После обеда Дебора заказала коньяк и кофе, и мы снова пошли на террасу. Я опять не замечал в ней никакого волнения или напряжения и снова подумал, что, вероятно, я ошибаюсь. Вероятно, то, что я квалифицирую как страх, всего-навсего лишь некоторая робость девушки, попавшей в незнакомое общество. А может быть, я неправильно истолковываю ее гнетущее молчание? Может быть, она просто по молодости лет такой сдержанностью, намеками на глубоко скрытые чары надеется околдовать меня, зажечь как мужчину?

Но прежде чем я пришел к окончательному заключению по этому поводу, она вдруг порывисто встала и сказала:

— Я страшно устала. Вы не возражаете, если я сейчас уйду, я хочу лечь.

Молодожены вышли из зала ресторана на террасу. Дебора сказала «спокойной ночи» и при появлении набросившихся на меня миссис Снуд и Холлидея ушла с террасы. Я смотрел вслед легкой сверкающей фигурке, удаляющейся по тропинке по направлению к коттеджу.

Я присутствовал при диалоге Холлидей-Снуд ровно столько, сколько у меня хватило сил, и затем, сославшись на желание спать, покинул их. Но на самом деле я не чувствовал никакой усталости. Как только я скрылся с их глаз, я повернул на другую тропинку, вышел за ворота гостиницы и пошел по темной дороге.

Мой автомобиль стоял на прежнем месте, а за ним пристроилась туристская машина из Мериды. Поскольку я стоял спиной к гостинице, только эти два предмета — автомобили были представителями двадцатого столетия на фоне открывшейся панорамы.

Ярко светился тонкий серп луны.

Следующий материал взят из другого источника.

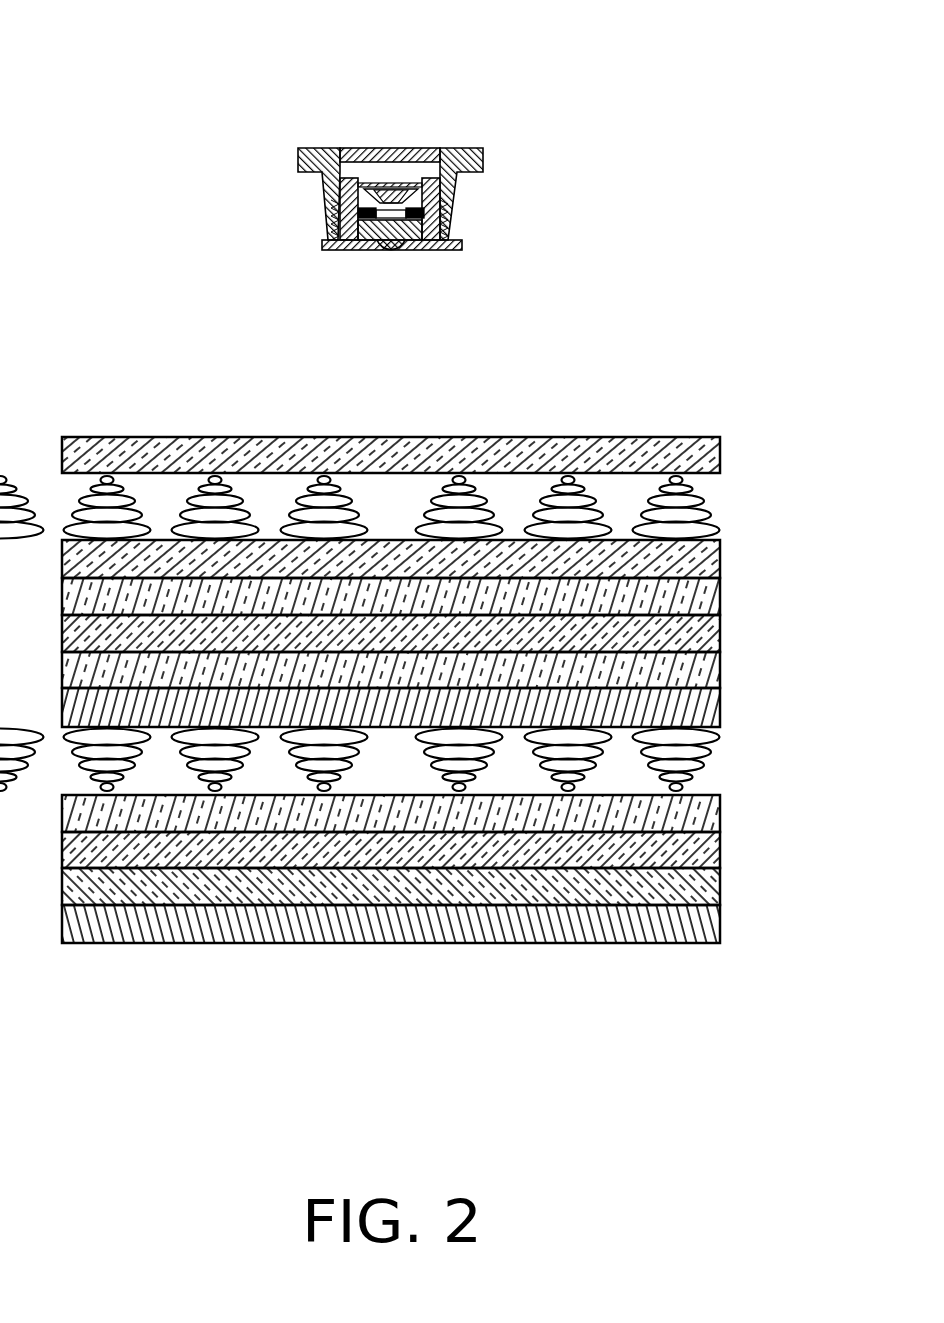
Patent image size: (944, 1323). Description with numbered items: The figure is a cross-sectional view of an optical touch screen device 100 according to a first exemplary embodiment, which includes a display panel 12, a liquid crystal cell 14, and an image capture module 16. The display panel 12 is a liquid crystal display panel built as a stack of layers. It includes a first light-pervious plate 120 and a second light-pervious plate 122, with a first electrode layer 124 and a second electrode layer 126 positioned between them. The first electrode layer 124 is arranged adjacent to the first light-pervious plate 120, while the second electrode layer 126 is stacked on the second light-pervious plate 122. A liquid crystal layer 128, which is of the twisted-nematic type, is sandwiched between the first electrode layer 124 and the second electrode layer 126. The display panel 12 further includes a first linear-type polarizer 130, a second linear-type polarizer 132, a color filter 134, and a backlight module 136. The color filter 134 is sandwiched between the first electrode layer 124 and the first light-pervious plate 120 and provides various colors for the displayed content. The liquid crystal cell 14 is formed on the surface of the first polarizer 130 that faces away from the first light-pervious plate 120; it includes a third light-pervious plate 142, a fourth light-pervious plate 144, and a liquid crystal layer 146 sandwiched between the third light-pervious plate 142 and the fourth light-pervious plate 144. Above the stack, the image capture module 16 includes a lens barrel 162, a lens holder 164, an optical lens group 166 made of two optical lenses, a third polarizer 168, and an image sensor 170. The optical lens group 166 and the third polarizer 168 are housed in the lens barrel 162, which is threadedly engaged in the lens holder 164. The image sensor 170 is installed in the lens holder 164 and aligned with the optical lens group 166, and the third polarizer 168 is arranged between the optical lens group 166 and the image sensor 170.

The optical touch screen device 100 is at (362, 36).
The image capture module 16 is at (591, 137).
The image sensor 170 is at (440, 149).
The lens holder 164 is at (452, 172).
The third polarizer 168 is at (440, 182).
The optical lens group 166 is at (424, 224).
The lens barrel 162 is at (458, 249).
The liquid crystal cell 14 is at (803, 452).
The fourth light-pervious plate 144 is at (692, 459).
The liquid crystal layer 146 is at (690, 494).
The third light-pervious plate 142 is at (692, 559).
The display panel 12 is at (804, 598).
The first linear-type polarizer 130 is at (692, 601).
The first light-pervious plate 120 is at (692, 641).
The color filter 134 is at (692, 676).
The first electrode layer 124 is at (692, 712).
The liquid crystal layer 128 is at (690, 745).
The second electrode layer 126 is at (692, 816).
The second light-pervious plate 122 is at (692, 856).
The second linear-type polarizer 132 is at (692, 891).
The backlight module 136 is at (692, 929).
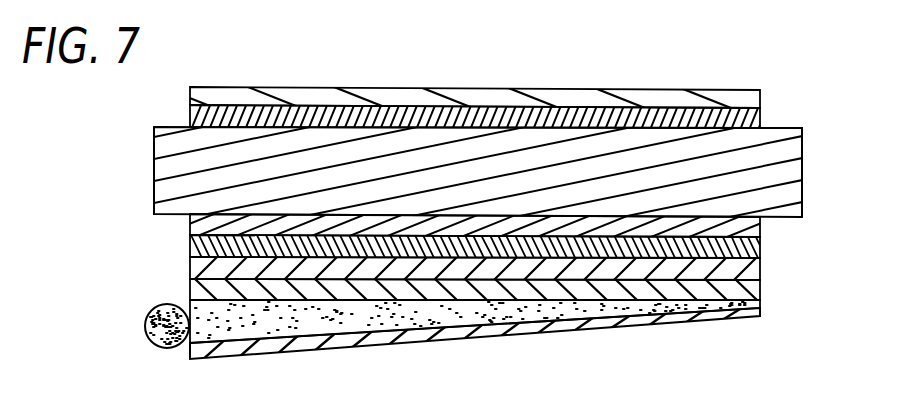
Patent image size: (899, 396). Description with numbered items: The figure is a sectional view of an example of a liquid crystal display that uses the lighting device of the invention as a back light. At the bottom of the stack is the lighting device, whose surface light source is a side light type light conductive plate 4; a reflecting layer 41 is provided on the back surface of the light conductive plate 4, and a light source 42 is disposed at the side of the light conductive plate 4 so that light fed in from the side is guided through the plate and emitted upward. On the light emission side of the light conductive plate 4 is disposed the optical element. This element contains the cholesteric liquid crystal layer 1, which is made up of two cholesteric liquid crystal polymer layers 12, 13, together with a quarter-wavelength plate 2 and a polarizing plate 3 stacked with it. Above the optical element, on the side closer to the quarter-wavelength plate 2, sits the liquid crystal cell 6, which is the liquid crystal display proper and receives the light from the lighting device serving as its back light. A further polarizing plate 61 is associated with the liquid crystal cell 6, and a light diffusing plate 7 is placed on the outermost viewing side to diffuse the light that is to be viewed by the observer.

The cholesteric liquid crystal layer 1 is at (515, 282).
The cholesteric liquid crystal polymer layer 12 is at (747, 272).
The cholesteric liquid crystal polymer layer 13 is at (833, 247).
The quarter-wavelength plate 2 is at (767, 238).
The polarizing plate 3 is at (770, 223).
The light conductive plate 4 is at (468, 320).
The reflecting layer 41 is at (567, 323).
The light source 42 is at (145, 325).
The liquid crystal cell 6 is at (788, 158).
The polarizing plate 61 is at (747, 122).
The light diffusing plate 7 is at (750, 102).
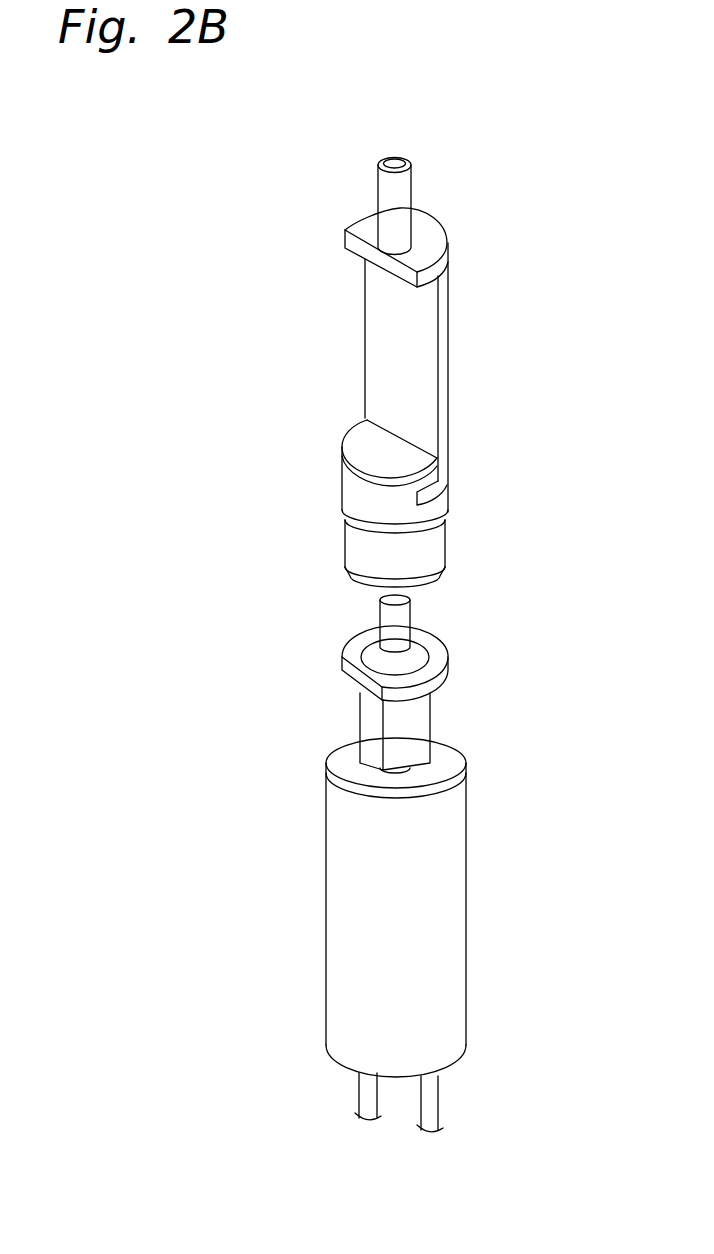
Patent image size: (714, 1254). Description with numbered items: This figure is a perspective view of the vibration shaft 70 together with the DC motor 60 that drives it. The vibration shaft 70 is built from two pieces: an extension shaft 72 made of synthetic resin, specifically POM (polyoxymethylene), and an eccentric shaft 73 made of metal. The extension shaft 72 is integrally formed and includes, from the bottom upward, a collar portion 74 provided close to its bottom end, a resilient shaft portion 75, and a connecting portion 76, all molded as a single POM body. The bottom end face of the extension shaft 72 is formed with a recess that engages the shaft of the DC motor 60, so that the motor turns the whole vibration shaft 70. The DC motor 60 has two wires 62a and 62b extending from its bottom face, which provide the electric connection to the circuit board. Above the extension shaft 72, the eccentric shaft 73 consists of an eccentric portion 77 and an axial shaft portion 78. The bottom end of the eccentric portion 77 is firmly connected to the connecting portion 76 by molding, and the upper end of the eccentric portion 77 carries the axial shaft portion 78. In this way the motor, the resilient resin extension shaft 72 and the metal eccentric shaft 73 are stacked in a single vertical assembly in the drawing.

Впереди на фоне более светлого неба чернели причудливо перевитые свисающими плетями дикого виноградника верхушки деревьев. А за ними, в жутком великолепии смутно вырисовывался бледный силуэт огромной разрушающейся башни. Этот силуэт произвел на меня странное, магнетизирующее впечатление. Теперь, когда я, присмотревшись, лучше различал предметы в темноте, я заметил впереди железную изгородь с грубо сделанными воротами. Я толкнул их и пошел по протоптанной тропинке через джунгли. Трещали цикады, кружились мотыльки. Ночной воздух трепетал от присутствия притаившихся живых существ.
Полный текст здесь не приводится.